The five year run from lab to scale

This marks the first time that BDO– with an existing worldwide market of billions of pounds per year – has been produced biologically on this scale and at this rate. This campaign was completed less than five years from when Genomatica first demonstrated the ability for a microorganism to produce BDO in 2008. In their case, it’s modified e.coli fermentation.

Before Mavericks was made famous in the 1990s by Surfer Magazine, turns out that one lonely surfer (Jeff Clark) had been conquering it for years. In the case of Genomatica, they smartly partnered with DuPont Tate & Lyle, which has has been running its leading-edge biochemical plant in Tennessee since 2006, producing 1,3-propanediol (PDO) at commercial volumes. No rookie crew here.

PDO (1,3 propanediol), is one of the only examples of an industrial intermediate, or basic chemical, that has been successful in making the cost advantaged transition from the petro based PDO, to the direct chemical equivalent, bio-based PDO. DuPont, Tate & Lyle and Genencor collaborated to develop and commercially scale this process with sales over $200 million. This accomplishment took 7 years to commercialization and another 3 years to achieve market penetration.

Genomatica produced commercial Bio-BDO less than two years after Genomatica and Tate & Lyle signed a joint development agreement for the demonstration-scale production of Genomatica’s Bio-BDO (1,4-butanediol) — at 13,000 liter scale at the Tate & Lyle plant in Decatur, Illinois.

The BDO market

BDO, by the way, is not only a high-value product — selling in the $2000-$2300 range per tonne last year on the spot market — it’s also a big one, with $4 billion in global sales last year.
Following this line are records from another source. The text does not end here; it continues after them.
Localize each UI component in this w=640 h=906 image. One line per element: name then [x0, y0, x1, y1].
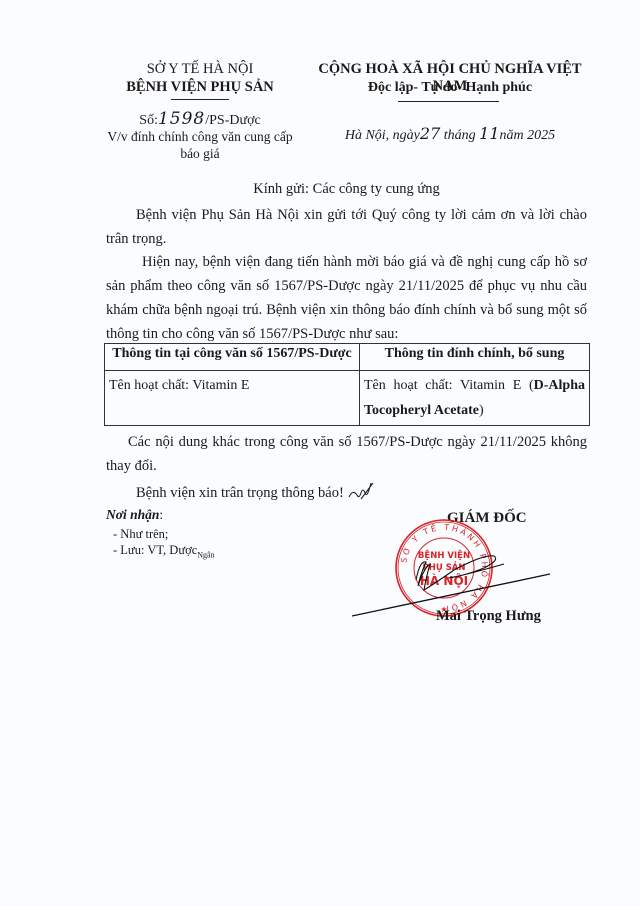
document-number-suffix: /PS-Dược	[205, 113, 260, 128]
cell-corrected: Tên hoạt chất: Vitamin E (D-Alpha Tocoph…	[360, 371, 590, 426]
cell-original: Tên hoạt chất: Vitamin E	[105, 371, 360, 426]
greeting: Kính gửi: Các công ty cung ứng	[106, 181, 587, 198]
date-line: Hà Nội, ngày27 tháng 11năm 2025	[300, 124, 600, 144]
director-name: Mai Trọng Hưng	[436, 608, 541, 625]
closing-line: Bệnh viện xin trân trọng thông báo!	[136, 481, 377, 503]
cell-corrected-prefix: Tên hoạt chất: Vitamin E (	[364, 378, 534, 393]
recipient-item: - Như trên;	[113, 527, 168, 542]
subject-line-2: báo giá	[95, 145, 305, 162]
paragraph-unchanged: Các nội dung khác trong công văn số 1567…	[106, 430, 587, 478]
cell-corrected-suffix: )	[479, 403, 484, 418]
motto-underline	[398, 101, 499, 102]
table-row: Tên hoạt chất: Vitamin E Tên hoạt chất: …	[105, 371, 590, 426]
organization-underline	[171, 99, 229, 100]
date-prefix: Hà Nội, ngày	[345, 128, 420, 143]
paragraph-context: Hiện nay, bệnh viện đang tiến hành mời b…	[106, 250, 587, 346]
document-subject: V/v đính chính công văn cung cấp báo giá	[95, 128, 305, 162]
initials-signature-icon	[347, 481, 377, 503]
recipients-title-text: Nơi nhận	[106, 507, 159, 522]
parent-organization: SỞ Y TẾ HÀ NỘI	[95, 61, 305, 78]
document-number-handwritten: 1598	[158, 109, 205, 129]
year-label: năm 2025	[500, 128, 556, 143]
month-label: tháng	[440, 128, 479, 143]
subject-line-1: V/v đính chính công văn cung cấp	[95, 128, 305, 145]
recipients-title: Nơi nhận:	[106, 507, 163, 523]
recipient-item: - Lưu: VT, DượcNgân	[113, 543, 215, 560]
correction-table: Thông tin tại công văn số 1567/PS-Dược T…	[104, 343, 590, 426]
recipient-subscript: Ngân	[197, 551, 214, 560]
recipient-item-text: - Lưu: VT, Dược	[113, 543, 197, 557]
table-header-corrected: Thông tin đính chính, bổ sung	[360, 344, 590, 371]
day-handwritten: 27	[420, 124, 440, 143]
document-number-prefix: Số:	[139, 113, 158, 128]
document-number: Số:1598/PS-Dược	[95, 109, 305, 129]
month-handwritten: 11	[479, 124, 499, 143]
national-motto: Độc lập- Tự do- Hạnh phúc	[300, 80, 600, 96]
table-header-original: Thông tin tại công văn số 1567/PS-Dược	[105, 344, 360, 371]
table-header-row: Thông tin tại công văn số 1567/PS-Dược T…	[105, 344, 590, 371]
organization-name: BỆNH VIỆN PHỤ SẢN	[95, 79, 305, 96]
paragraph-intro: Bệnh viện Phụ Sản Hà Nội xin gửi tới Quý…	[106, 203, 587, 251]
closing-text: Bệnh viện xin trân trọng thông báo!	[136, 485, 344, 501]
Commercially viable at this scale. Yes, says Genomatica – at this scale it has a commercially competitive cost structure. And, for Genomatica, this is the year.

“It’s given a lot of comfort to licensees,” Genomatica CEO Christophe Schilling told the Digest, “to have validation done at commercial scale.”

More announcements to come regarding customer deals? Schilling pauses. “Suffice it to say at this stage, more will follow — and this is the year of commercialization, for the BDO part of our story. All the scale-up stuff, the pilot, the lab, the demonstration — all that is behind us now and we are focused on the commercial scale facility.”

Bottom line — Genomatica was at 13,000 liter scale — then went for the Big Wave, and came down the face with amazing speed and not a little grace. Go to the front of the class of the mavericks, at Mavericks.